INSIDE WASHINGTON/Takings bill rears its head again
Cities and counties suffered a setback recently when the House of Representatives passed legislation that would provide developers and landowners a clear path to the federal courthouse to file lawsuits over land disputes. After a heated debate, the Private Property Rights Implementation Act of 1999 (H.R. 2372) sailed through the House on March 16 by a 226 182 vote. If enacted into law, the legislation would allow developers and landowners to bypass the local authorities and state courts and proceed directly to federal court if a city or county denies their zoning appeals.
The bill now awaits Senate action and has been referred to the Judiciary Committee. “It’s just one more sock to local authority,” says Cameron Whitman, director of policy and federal relations for the National League of Cities.
Municipal leaders argue that the bill radically preempts local control by “federalizing” city and county land use laws. Instead of following a Supreme Court ruling that requires landowners to first seek relief via the local government’s appeal process — and then via the state court system — developers and landowners would be able to take their cases directly to federal court.
That would make less affluent cities and counties vulnerable to wealthy developers and landowners, who could threaten costly litigation if denied a zoning request, local leaders say. Local officials also are concerned that the ability of cities and counties to shape zoning issues would be severely hampered by the legislation.
“We are very concerned, because of the huge cost implications for local governments,” says Jeff Arnold, deputy legislative director for the National Association of Counties. “We find it amazing that a Congress that has done everything to move decision-making to the lowest forms of government would turn around and pass [this bill.]
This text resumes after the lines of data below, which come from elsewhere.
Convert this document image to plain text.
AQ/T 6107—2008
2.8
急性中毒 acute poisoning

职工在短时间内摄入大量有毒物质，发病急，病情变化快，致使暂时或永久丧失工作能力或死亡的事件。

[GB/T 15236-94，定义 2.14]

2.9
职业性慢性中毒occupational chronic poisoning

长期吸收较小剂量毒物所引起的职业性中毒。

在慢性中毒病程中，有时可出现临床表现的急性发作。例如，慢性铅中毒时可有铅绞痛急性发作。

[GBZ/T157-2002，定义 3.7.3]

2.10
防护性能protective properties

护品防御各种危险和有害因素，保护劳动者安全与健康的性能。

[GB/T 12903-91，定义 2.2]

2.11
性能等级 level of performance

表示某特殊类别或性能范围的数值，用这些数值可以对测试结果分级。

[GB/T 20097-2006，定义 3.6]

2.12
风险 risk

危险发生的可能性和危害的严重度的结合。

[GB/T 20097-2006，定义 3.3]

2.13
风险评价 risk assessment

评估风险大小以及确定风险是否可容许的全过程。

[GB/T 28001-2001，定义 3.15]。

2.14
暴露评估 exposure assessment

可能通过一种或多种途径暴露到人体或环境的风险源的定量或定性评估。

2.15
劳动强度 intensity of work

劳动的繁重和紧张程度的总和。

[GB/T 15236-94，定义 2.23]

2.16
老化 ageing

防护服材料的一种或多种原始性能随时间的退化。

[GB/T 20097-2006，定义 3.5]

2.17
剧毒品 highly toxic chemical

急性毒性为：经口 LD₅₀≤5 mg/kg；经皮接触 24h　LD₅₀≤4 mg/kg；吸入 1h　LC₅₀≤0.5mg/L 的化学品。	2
The National Association of Homebuilders (NAHB), one of the driving forces behind the bill, praised the House vote and is hoping for a Senate vote soon. “I think it is good legislation because, in too many localities, the bureaucracy has gotten too cumbersome for the average landowner to deal with,” says Jerry Howard, NAHB’s senior staff vice president for government affairs.
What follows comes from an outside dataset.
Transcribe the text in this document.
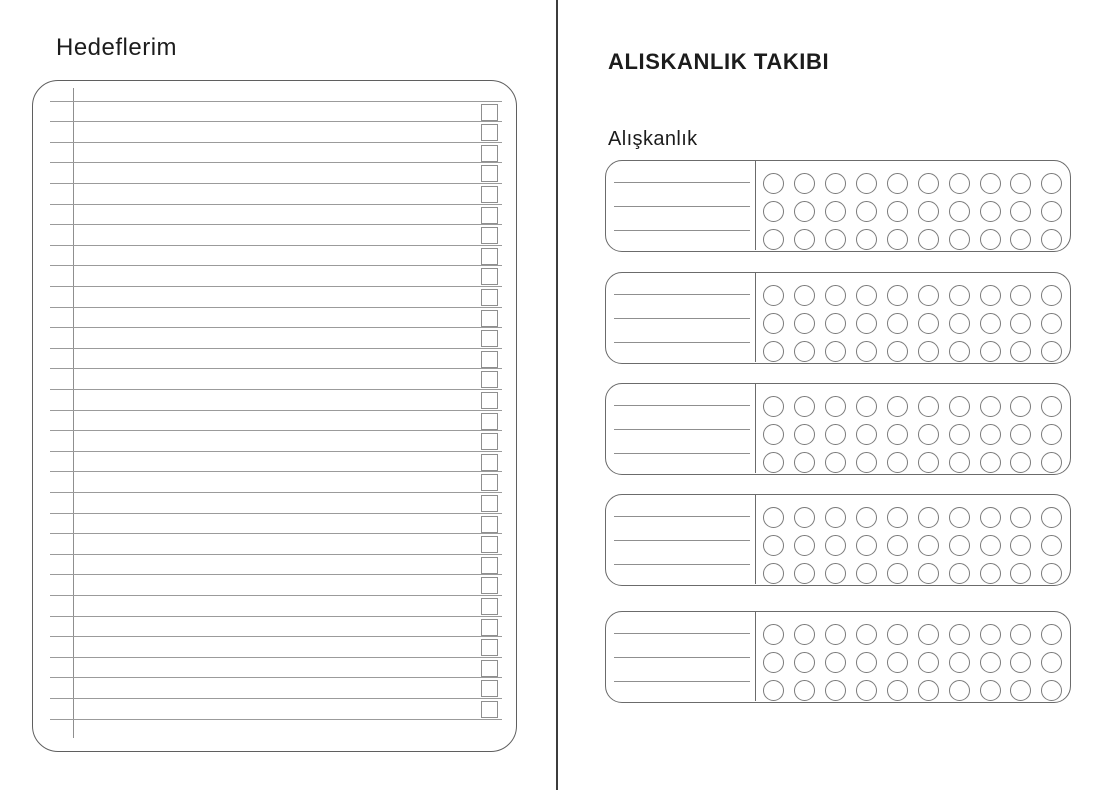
Hedeflerim
ALISKANLIK TAKIBI
Alışkanlık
The ball is now in the Senate’s court, and the Judiciary Committee might address the matter soon. Judiciary Chairman Orrin Hatch (R Utah), who has authored a similar proposal, says he would like to see the legislation signed into law. However, Hatch acknowledges that the bill faces an uphill battle. “It’s a difficult bill, because it is hotly contested by the cities,” he says. “It shouldn’t be because it is a matter of fairness.” Hatch blames part of the controversy over the bill on the fact that the Supreme Court “has not been very clear on the problem.”
The White House position differs from that of Hatch and other Congressional lawmakers who support H.R. 2372. Arguing that a community’s quality of life could be adversely affected by the bill, President Clinton has vowed to veto the legislation if it crosses his desk. Local leaders also can count on the support of environmental groups, such as the Sierra Club, which oppose the bill because they say it could contribute to sprawl.
The bill has surfaced before, only to be beaten back by lawmakers sympathetic to city and county interests. And, while local leaders are virtually guaranteed a veto should the legislation wind up on the president’s desk, they say they are not taking anything for granted. They want to ensure that there is no momentum this year that might carry the bill next year. “We are going to lay the groundwork and work double hard this year [to defeat the bill],” Arnold says.